L’ouverture du marché sénégalais remonte à 2010. Alors que les paysans peinaient à écouler leurs récoltes, le président de l’époque, Abdoulaye Wade, avait décidé de libéraliser l’exportation des graines d’arachide, une activité jusqu’ici exclusivement dévolue à la Société nationale de commercialisation des oléagineux du Sénégal (Sonacos, ex-Suneor). Grande consommatrice d’arachides mais souvent confrontée à de mauvaises récoltes, la Chine avait, dans la foulée, scellé un accord avec Dakar pour pouvoir s’approvisionner auprès du marché sénégalais.

Mais le gouvernement, qui a investi plusieurs centaines de milliards de F CFA dans la filière huilière au cours de la dernière décennie, cherche toujours la meilleure formule pour la sauver de l’effondrement. Il a, par exemple, ces trois dernières années, versé des compensations d’une valeur de 33 milliards de FCFA aux transformateurs afin de leur permettre d’acheter les récoltes des producteurs au cours officiel.


La Sonacos se diversifie pour survivre

Naguère fleuron de l’industrie agroalimentaire du pays, l’entreprise publique Sonacos doit impérativement opérer sa mue et s’adapter à la nouvelle donne, estime Ababacar Diouf, cadre du ministère de l’Agriculture et de l’Équipement rural.

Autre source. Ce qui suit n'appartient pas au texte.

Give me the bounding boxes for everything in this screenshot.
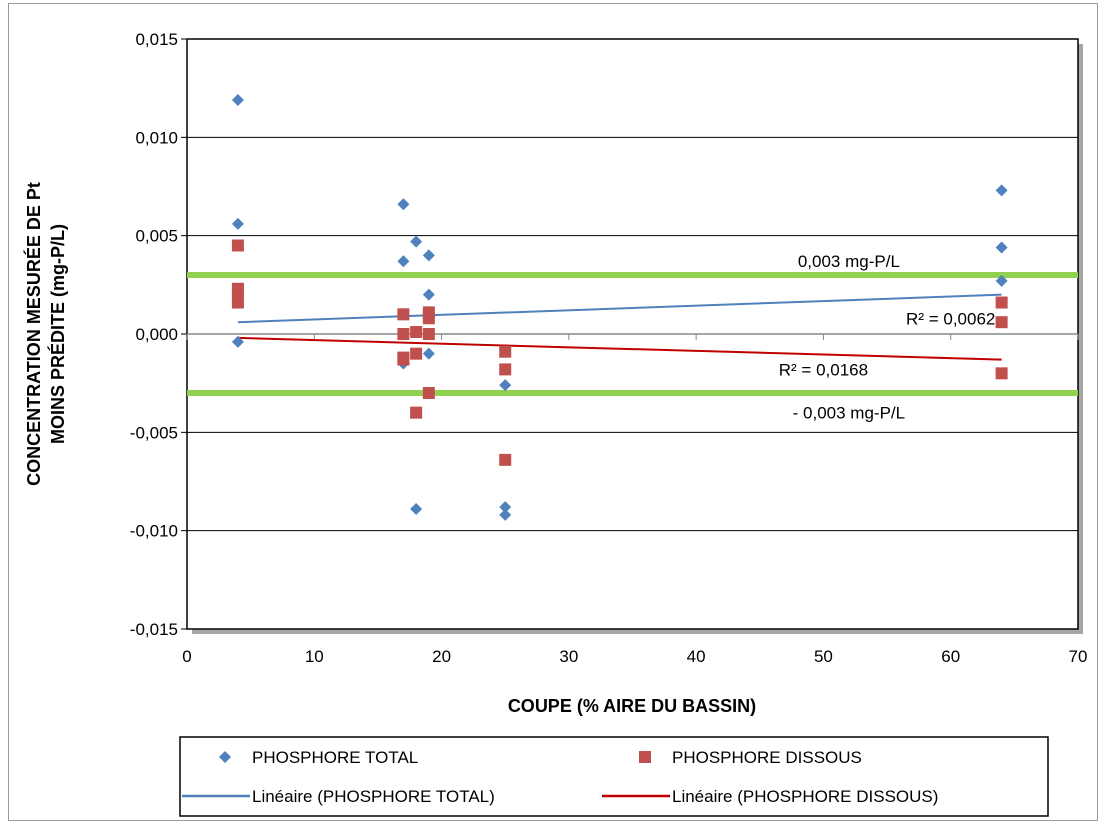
total-phosphorus-point <box>995 184 1008 197</box>
dissolved-phosphorus-point <box>499 453 512 466</box>
total-phosphorus-point <box>422 249 435 262</box>
legend-marker-key <box>219 751 231 763</box>
dissolved-phosphorus-point <box>995 296 1008 309</box>
total-phosphorus-point <box>231 217 244 230</box>
chart-frame <box>8 3 1098 821</box>
dissolved-phosphorus-point <box>231 239 244 252</box>
annotations: 0,003 mg-P/L - 0,003 mg-P/L R² = 0,0062 R² … <box>779 252 996 422</box>
reference-line-label: - 0,003 mg-P/L <box>793 404 905 423</box>
y-tick-label: -0,015 <box>130 620 178 639</box>
dissolved-phosphorus-point <box>422 312 435 325</box>
dissolved-phosphorus-point <box>397 328 410 340</box>
legend-label: PHOSPHORE DISSOUS <box>672 748 862 767</box>
legend-label: Linéaire (PHOSPHORE DISSOUS) <box>672 787 938 806</box>
y-tick-label: -0,010 <box>130 522 178 541</box>
total-phosphorus-point <box>499 501 512 514</box>
total-phosphorus-point <box>995 241 1008 254</box>
total-phosphorus-point <box>995 274 1008 287</box>
x-tick-label: 60 <box>941 647 960 666</box>
trendline <box>237 293 1002 324</box>
dissolved-phosphorus-point <box>422 328 435 340</box>
dissolved-phosphorus-point <box>422 387 435 399</box>
dissolved-phosphorus-point <box>995 316 1008 329</box>
reference-line-label: 0,003 mg-P/L <box>798 252 900 271</box>
dissolved-phosphorus-point <box>410 347 423 360</box>
dissolved-phosphorus-point <box>231 296 244 309</box>
data-points <box>231 93 1008 521</box>
x-tick-label: 70 <box>1069 647 1088 666</box>
total-phosphorus-point <box>422 288 435 301</box>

Sauvée in extremis de la faillite puis renationalisée fin 2015, elle est renflouée par le gouvernement à coups de centaines de milliards de F CFA. « Les difficultés de la Sonacos ont, en partie, coïncidé avec la dissolution en 2001 de sa filiale Sonagraine, spécialisée dans l’approvisionnement et la multiplication de graines. Aujourd’hui, il faut qu’elle étende sa présence sur l’ensemble de la chaîne de valeur », explique notre interlocuteur.

Dans le cadre de son plan stratégique 2020-2024 censé amorcer sa relance en attendant l’arrivée de nouveaux investisseurs, la Soncaos prévoit diversifier son offre. Outre l’achat de graines, l’exportation d’huile brute d’arachide et de tourteaux, la soiciété compte, selon ses dirigeants, se lancer dans l’importation d’huile brute de soja et de palme et la vente de graines décortiquées aux exportateurs.